Blame should also fall on Linda Woolverton’s mechanical script. Lacking the original story’s merit, the uninteresting twists and turns illustrate this trend’s greatest flaw – it’s difficult rooting for the bad guy. Her screenplay, presenting Maleficent as a lively warrior in the first half, displays promise as a Jolie-driven vehicle. Developing tragic and determined characters on both sides, the narrative bursts to life early on. However, borrowing from Stardust and Mirror Mirror, the tonal shifts will confuse kids and bore adults. Flickering from sickeningly sullen to whimsically light-hearted, this adventure becomes a studio-controlled creation. In particular, Imelda Staunton, Juno Temple, and Leslie Manville’s fairy characters deliver generic, Three Stooges-like jokes unworthy of their spectacular talents. Bowing to Jolie’s every demand, the studio executives understand why this adaptation exists. Jolie, Hurling her immaculate range and passion into this role, overshadows the supporting cast. Coveting the promotional material, her immense prowess pushes her away from believability. Failing to connect with her fellow cast, certain characters, Sam Riley’s crow/human hybrid especially, become needless and obvious foils for her enrapturing character. Stranded in Jolie’s line of sight, Fanning is stuck in a one-dimensional role. Perplexed by the most mediocre of sights, Aurora’s presence becomes grating. In addition, Copley’s performance, harmed by a wavering accent, falters whenever he and Jolie share the screen. His character’s tedious arc makes us miss Maleficent whenever she drifts into the shadows.

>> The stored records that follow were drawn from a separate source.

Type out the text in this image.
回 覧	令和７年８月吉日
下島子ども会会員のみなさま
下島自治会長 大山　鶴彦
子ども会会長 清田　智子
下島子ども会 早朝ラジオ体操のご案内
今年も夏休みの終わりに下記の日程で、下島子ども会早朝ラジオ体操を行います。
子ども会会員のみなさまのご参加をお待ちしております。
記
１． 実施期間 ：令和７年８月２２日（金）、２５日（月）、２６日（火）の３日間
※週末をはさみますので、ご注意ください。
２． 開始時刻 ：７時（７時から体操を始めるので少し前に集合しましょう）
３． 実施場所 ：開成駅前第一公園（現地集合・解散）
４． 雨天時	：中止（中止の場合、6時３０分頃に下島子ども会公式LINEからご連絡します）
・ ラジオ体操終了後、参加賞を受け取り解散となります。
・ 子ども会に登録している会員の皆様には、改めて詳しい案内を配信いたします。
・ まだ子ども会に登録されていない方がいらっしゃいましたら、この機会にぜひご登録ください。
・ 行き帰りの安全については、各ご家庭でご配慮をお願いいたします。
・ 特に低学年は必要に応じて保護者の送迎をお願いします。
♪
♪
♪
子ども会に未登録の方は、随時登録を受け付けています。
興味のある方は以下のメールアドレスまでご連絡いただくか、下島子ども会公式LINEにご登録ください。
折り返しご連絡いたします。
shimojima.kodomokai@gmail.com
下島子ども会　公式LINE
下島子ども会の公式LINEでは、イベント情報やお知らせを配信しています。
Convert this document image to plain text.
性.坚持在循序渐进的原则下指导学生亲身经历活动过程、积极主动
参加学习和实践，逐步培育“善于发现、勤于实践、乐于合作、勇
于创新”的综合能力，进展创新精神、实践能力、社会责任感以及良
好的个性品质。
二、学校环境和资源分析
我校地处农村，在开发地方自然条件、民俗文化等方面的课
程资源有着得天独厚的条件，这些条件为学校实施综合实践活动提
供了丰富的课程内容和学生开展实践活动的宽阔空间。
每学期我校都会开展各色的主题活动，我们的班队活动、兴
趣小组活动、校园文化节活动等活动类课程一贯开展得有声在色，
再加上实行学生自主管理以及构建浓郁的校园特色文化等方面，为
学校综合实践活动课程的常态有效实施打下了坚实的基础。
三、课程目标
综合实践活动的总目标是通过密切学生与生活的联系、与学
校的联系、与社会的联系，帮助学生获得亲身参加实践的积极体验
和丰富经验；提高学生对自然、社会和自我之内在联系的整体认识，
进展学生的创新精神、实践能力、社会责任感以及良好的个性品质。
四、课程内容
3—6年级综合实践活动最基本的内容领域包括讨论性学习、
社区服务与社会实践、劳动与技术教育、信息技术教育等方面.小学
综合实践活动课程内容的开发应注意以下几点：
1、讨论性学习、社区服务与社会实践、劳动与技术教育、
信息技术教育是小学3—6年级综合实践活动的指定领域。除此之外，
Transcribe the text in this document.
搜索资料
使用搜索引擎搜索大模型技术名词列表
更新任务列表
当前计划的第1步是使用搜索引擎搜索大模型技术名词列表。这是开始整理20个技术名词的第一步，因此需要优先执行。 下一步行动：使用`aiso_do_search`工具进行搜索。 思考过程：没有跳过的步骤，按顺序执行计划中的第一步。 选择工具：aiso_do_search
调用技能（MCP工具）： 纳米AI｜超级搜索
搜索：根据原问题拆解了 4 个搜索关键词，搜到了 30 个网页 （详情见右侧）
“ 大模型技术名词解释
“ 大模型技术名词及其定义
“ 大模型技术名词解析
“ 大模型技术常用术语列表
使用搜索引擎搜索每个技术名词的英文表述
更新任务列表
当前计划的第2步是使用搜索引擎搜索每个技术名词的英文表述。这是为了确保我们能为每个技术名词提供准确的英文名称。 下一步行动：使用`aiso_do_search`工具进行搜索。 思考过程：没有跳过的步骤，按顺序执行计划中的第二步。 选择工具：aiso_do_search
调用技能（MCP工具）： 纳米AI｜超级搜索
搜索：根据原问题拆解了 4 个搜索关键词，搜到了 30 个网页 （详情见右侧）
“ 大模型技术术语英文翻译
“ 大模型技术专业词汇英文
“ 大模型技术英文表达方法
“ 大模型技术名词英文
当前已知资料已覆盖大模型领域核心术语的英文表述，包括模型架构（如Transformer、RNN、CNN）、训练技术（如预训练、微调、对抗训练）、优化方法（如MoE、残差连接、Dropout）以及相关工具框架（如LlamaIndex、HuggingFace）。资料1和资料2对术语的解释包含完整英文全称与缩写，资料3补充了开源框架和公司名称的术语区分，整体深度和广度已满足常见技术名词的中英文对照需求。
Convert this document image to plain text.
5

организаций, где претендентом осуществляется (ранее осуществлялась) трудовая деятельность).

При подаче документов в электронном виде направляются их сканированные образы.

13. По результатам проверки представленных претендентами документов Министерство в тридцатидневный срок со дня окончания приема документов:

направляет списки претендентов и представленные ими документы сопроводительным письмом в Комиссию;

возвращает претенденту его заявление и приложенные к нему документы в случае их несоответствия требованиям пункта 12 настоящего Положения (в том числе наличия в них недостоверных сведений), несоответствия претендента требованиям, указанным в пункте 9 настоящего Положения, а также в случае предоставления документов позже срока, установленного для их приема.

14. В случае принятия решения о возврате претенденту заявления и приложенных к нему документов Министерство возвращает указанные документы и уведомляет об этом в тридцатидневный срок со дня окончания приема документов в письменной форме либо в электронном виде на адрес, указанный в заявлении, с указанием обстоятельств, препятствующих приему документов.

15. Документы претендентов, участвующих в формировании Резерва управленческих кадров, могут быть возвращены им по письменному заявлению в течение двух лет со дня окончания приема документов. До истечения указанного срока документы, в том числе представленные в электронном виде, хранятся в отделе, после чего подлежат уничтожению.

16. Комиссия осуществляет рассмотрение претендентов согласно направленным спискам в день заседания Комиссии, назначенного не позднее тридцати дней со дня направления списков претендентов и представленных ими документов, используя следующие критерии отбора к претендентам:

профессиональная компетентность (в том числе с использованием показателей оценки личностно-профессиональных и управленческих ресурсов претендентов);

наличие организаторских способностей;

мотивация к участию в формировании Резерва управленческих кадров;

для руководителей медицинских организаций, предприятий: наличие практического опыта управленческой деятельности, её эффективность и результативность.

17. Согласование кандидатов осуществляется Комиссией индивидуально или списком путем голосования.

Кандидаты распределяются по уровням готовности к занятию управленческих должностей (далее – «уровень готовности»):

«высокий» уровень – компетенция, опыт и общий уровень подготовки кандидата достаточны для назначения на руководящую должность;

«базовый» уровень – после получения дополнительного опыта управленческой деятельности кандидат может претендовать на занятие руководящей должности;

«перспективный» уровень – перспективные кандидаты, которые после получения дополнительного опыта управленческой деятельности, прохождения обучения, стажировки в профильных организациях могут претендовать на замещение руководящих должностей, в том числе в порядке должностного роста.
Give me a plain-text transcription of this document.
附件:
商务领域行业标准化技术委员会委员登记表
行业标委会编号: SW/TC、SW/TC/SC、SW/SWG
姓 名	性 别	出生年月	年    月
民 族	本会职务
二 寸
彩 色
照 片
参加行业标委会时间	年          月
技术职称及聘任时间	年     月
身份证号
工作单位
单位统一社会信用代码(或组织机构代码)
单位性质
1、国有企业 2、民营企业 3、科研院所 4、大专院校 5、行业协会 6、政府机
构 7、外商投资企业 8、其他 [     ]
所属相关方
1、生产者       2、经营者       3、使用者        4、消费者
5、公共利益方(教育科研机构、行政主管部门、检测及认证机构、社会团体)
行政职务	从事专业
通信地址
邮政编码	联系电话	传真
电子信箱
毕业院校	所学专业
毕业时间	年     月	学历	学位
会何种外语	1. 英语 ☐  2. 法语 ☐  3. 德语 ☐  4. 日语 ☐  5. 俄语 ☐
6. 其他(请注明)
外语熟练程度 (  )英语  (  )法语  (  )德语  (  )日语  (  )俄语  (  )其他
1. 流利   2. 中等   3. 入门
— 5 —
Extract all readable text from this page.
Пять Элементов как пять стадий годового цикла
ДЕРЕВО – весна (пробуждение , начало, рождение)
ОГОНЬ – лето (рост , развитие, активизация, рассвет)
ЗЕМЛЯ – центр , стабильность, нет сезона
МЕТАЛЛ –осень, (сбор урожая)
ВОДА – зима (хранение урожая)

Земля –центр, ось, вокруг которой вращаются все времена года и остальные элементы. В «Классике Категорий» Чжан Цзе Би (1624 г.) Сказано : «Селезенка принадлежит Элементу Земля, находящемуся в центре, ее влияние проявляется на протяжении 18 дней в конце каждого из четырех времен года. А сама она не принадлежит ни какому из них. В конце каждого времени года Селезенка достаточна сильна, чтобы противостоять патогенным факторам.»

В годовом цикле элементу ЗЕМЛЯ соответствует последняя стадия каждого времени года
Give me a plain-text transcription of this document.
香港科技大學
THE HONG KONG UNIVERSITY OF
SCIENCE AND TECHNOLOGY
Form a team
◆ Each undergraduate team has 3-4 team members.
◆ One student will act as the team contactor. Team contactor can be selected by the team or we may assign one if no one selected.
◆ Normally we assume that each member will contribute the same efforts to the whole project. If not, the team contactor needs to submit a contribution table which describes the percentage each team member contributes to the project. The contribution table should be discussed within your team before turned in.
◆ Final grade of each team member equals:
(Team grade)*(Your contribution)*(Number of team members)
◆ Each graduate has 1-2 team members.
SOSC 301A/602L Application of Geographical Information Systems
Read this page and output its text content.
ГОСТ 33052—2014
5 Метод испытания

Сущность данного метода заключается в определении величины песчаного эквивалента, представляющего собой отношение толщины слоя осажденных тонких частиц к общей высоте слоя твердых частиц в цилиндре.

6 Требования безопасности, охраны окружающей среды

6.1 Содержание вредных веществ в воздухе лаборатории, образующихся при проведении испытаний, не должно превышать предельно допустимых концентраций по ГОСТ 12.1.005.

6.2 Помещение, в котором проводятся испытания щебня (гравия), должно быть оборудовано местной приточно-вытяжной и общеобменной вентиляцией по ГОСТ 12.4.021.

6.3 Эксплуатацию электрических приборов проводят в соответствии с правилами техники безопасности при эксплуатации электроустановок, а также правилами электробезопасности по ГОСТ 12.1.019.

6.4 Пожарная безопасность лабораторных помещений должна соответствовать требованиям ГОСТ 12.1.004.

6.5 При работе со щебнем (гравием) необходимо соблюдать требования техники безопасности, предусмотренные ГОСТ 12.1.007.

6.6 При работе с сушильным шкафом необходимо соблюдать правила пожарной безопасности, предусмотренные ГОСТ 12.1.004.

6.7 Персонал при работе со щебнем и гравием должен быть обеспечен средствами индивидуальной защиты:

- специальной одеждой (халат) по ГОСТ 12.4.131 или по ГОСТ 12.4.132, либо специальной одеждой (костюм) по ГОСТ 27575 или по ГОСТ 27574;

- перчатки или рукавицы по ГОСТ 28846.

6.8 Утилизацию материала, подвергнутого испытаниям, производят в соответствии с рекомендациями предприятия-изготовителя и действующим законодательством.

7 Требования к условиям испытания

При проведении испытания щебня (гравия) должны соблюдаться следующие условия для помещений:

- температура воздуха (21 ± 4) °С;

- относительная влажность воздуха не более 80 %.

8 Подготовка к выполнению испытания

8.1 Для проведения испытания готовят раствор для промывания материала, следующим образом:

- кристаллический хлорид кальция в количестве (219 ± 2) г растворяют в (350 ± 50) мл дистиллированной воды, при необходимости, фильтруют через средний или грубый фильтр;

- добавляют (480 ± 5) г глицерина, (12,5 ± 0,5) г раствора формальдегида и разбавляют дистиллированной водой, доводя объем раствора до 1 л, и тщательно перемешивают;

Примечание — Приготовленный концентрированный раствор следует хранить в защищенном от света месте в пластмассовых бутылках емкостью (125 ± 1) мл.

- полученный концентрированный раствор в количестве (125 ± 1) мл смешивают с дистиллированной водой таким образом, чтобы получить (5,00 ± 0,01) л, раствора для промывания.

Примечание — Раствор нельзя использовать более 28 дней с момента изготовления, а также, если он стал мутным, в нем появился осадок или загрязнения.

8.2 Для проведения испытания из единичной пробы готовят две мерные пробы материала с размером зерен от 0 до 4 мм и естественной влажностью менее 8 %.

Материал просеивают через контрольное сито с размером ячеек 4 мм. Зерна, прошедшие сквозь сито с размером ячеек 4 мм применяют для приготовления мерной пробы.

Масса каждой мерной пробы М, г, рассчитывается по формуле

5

Lacking a Rupert Sanders/Kristen Stewart-level controversy, Maleficent lacks significant resources to stand above this year’s blockbusters. Stromberg and Woolverton, aiming to appeal to current trends and multiple demographics, develop an unoriginal, plodding, and unappealing fantasy epic. However, this does indeed mark a noticeable return to Tinsel-town for Jolie. Thanks to her slender frame and rousing delivery, Jolie’s performance sticks out like a broken wing.